Prosecutors Want 9/11 Death Certificates Into Evidence

     FT. MEADE, Md. (CN) — A constitutional question of whether sealed death certificates of the 9/11 victims can be admitted as evidence took center stage Tuesday in pretrial hearings for the five men accused of plotting the hijackings.
     The prosecution team wants a military judge to pre-admit the 2,976 death certificates as evidence and to consider them public records — which are exempt from hearsay evidence prohibitions, prosecutor Ed Ryan said in court.
     But the defense team called the move unconstitutional.
     The government is cutting corners and doing “an end-around the Sixth Amendment and Confrontation Clause” in trying to submit the death certificates without cross-examination, said Edwin Perry, defense attorney for suspected al-Qaida leader Walid bin Attash.
     Hearsay evidence is secondhand testimony that federal courts mostly reject because it deprives one party of the right to cross-examine witnesses and challenge their testimony, a right the Confrontation Clause guarantees.

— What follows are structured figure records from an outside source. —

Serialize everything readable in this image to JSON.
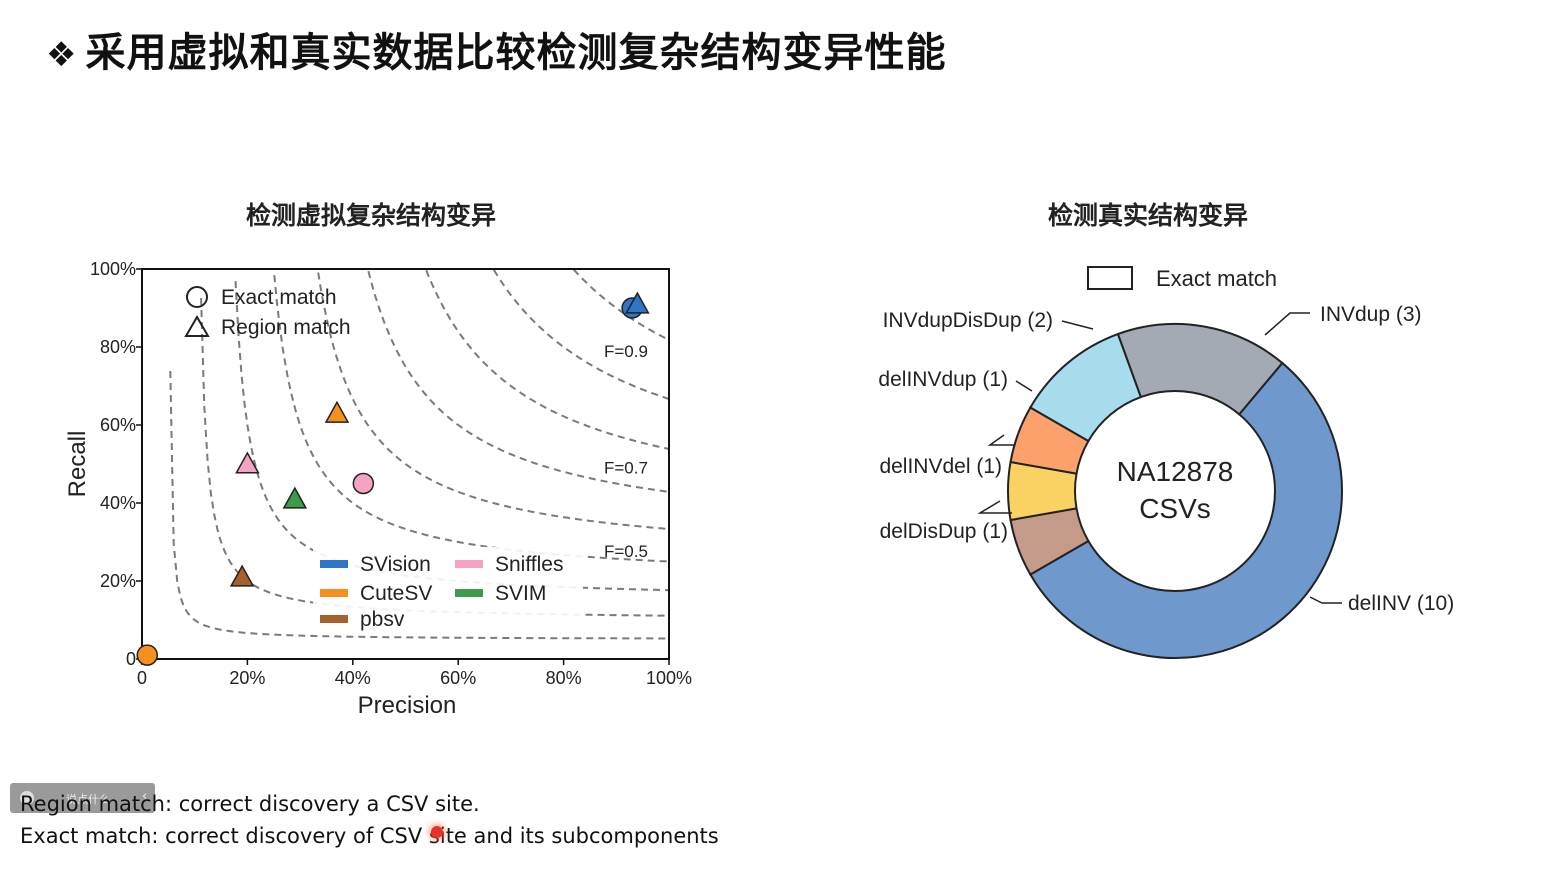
{
  "slide": {
    "title_bullet": "❖",
    "title": "采用虚拟和真实数据比较检测复杂结构变异性能",
    "notes": {
      "region": "Region match: correct discovery a CSV site.",
      "exact": "Exact match: correct discovery of CSV site and its subcomponents"
    },
    "overlay": {
      "text": "说点什么",
      "chevron": "‹"
    }
  },
  "chart_data": [
    {
      "type": "scatter",
      "title": "检测虚拟复杂结构变异",
      "xlabel": "Precision",
      "ylabel": "Recall",
      "xlim": [
        0,
        100
      ],
      "ylim": [
        0,
        100
      ],
      "x_ticks": [
        "0",
        "20%",
        "40%",
        "60%",
        "80%",
        "100%"
      ],
      "y_ticks": [
        "0",
        "20%",
        "40%",
        "60%",
        "80%",
        "100%"
      ],
      "grid": false,
      "f_score_contours": [
        0.1,
        0.2,
        0.3,
        0.4,
        0.5,
        0.6,
        0.7,
        0.8,
        0.9
      ],
      "f_score_labels": [
        "F=0.9",
        "F=0.7",
        "F=0.5"
      ],
      "marker_legend": [
        {
          "shape": "circle",
          "label": "Exact match"
        },
        {
          "shape": "triangle",
          "label": "Region match"
        }
      ],
      "color_legend": [
        {
          "name": "SVision",
          "color": "#2f75c6"
        },
        {
          "name": "Sniffles",
          "color": "#f4a3c4"
        },
        {
          "name": "CuteSV",
          "color": "#f5901e"
        },
        {
          "name": "SVIM",
          "color": "#3e9b4a"
        },
        {
          "name": "pbsv",
          "color": "#a6602c"
        }
      ],
      "legend_position": "bottom-right",
      "points": [
        {
          "tool": "SVision",
          "match": "Exact match",
          "x": 93,
          "y": 90,
          "color": "#2f75c6"
        },
        {
          "tool": "SVision",
          "match": "Region match",
          "x": 94,
          "y": 91,
          "color": "#2f75c6"
        },
        {
          "tool": "CuteSV",
          "match": "Region match",
          "x": 37,
          "y": 63,
          "color": "#f5901e"
        },
        {
          "tool": "Sniffles",
          "match": "Region match",
          "x": 20,
          "y": 50,
          "color": "#f4a3c4"
        },
        {
          "tool": "Sniffles",
          "match": "Exact match",
          "x": 42,
          "y": 45,
          "color": "#f4a3c4"
        },
        {
          "tool": "SVIM",
          "match": "Region match",
          "x": 29,
          "y": 41,
          "color": "#3e9b4a"
        },
        {
          "tool": "pbsv",
          "match": "Region match",
          "x": 19,
          "y": 21,
          "color": "#a6602c"
        },
        {
          "tool": "CuteSV",
          "match": "Exact match",
          "x": 1,
          "y": 1,
          "color": "#f5901e"
        }
      ]
    },
    {
      "type": "pie",
      "title": "检测真实结构变异",
      "center_label": [
        "NA12878",
        "CSVs"
      ],
      "legend": [
        {
          "label": "Exact match",
          "style": "outlined box"
        }
      ],
      "slices": [
        {
          "label": "INVdup (3)",
          "value": 3,
          "color": "#a3aab3"
        },
        {
          "label": "delINV (10)",
          "value": 10,
          "color": "#6f99cc"
        },
        {
          "label": "delDisDup (1)",
          "value": 1,
          "color": "#c49a88"
        },
        {
          "label": "delINVdel (1)",
          "value": 1,
          "color": "#fad264"
        },
        {
          "label": "delINVdup (1)",
          "value": 1,
          "color": "#fca16c"
        },
        {
          "label": "INVdupDisDup (2)",
          "value": 2,
          "color": "#a6dcec"
        }
      ]
    }
  ]
}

     However, the use of hearsay evidence in terrorism cases happens more frequently, sometimes because little other evidence exists or collecting alternative non-hearsay evidence is too burdensome.
     Ryan said the certificates will help prove that the 2,976 people died on Sept. 11, 2001, were victims of the attacks, which is why the prosecution wants them admitted.
     However, the death certificates contain other information like cause of death, which the defense team says could actually violate hearsay rules despite hearsay exceptions for public records.
     A 2004 Supreme Court ruling in Crawford v. Washington gave criminal defendants the right to challenge out-of-court statements that prosecutors want to use against them as evidence even if the statements are deemed adequately reliable, which was the prior rule.
     Ryan argued, however, that the primary purpose of death certificates is not criminal prosecutions or criminal investigations. As such, they constitute non-testimonial hearsay, which exempts them from the Crawford prohibition, he said.
     But the defense wants witnesses called. Perry says the author of each document — possibly coroners and judges — would need to be cross-examined to authenticate the documents.
     Ryan, however, says the death certificates contain certificates of authenticity that say they were prepared to satisfy evidence rules. He argued that the judge has discretion.
     “Evidence shall be admitted as authentic if the judge determines there is sufficient basis to find that the evidence is what it is claimed to be. The jury is then instructed that it can attach whatever weight it sees as fit,” Ryan said, reading from the Military Commission’s evidence rule.
     That is the only requirement under that rule, Ryan added, noting that it is different from federal and court-martial hearsay rules.
     But Perry says the Confrontation Clause applies at Guantanamo, and that the D.C. Circuit considers death certificates and autopsy reports testimonial hearsay. That the government wants to use the death certificates to prove a fact triggers the Confrontation Clause, he said.
     The 9/11 trial judge, Army Col. James L. Pohl, asked if that means that every piece of evidence submitted by the government becomes testimonial.
     Perry responded that the death certificates contain statements about what occurred, when it occurred and how it occurred.
     “That requires someone to be subject to cross-examination at that point. It is not enough that there may be a hearsay exception,” he said.
     Perry argued that the Military Commissions Act says access to witnesses and evidence should be comparable to Article III courts: the Supreme Court, federal appeals courts, district courts and the Court of International Trade.
     If Pohl agrees with the prosecution on this issue, he will be ruling that the full effect of the Sixth Amendment and the Confrontation Clause do not apply at Guantanamo the same way they do in Article III courts, Perry said.
     Pohl probed further on the issue.
     “You said when Congress set up the military commissions, they intended that all of the Sixth Amendment rights apply. Did they really do that or did they make some hearsay exceptions that clearly would not meet Sixth Amendment analysis?” Pohl asked.
     According to Pohl’s reading of the Military Commissions Act, Congress did not want Sixth Amendment rights under Crawford to apply strictly to Guantanamo proceedings, which he acknowledged later could be an unconstitutional provision.
     Perry said that the issue is a matter of first principles.
     “Congress cannot enact a statute that provides less than the Sixth Amendment. The Sixth Amendment is primary,” he said.
     Jim Harrington, defense attorney for suspected terrorist Ramzi bin al-Shibh, posited a middle road: Redact the death certificates to remove all testimonial information from them.
     Ryan said the New York City medical examiner prepared 1,627 death certificates for positively identified remains, and prepared 1,122 pursuant to court orders for World Trade Center victims whose remains were never found.
     The Commonwealth of Virginia prepared death certificates for 178 identified Pentagon victims, Ryan said. Of the five Pentagon victims whose remains were not found, Arlington County Circuit Court prepared court orders for four of them, while the Army issued a report of casualty for the fifth, Ryan added.
     The District of Columbia issued the death certificate for the 184th Pentagon victim, while Pennsylvania’s Somerset County coroner issued death certificates for all 40 Flight 93 victims, whose remains were all identified.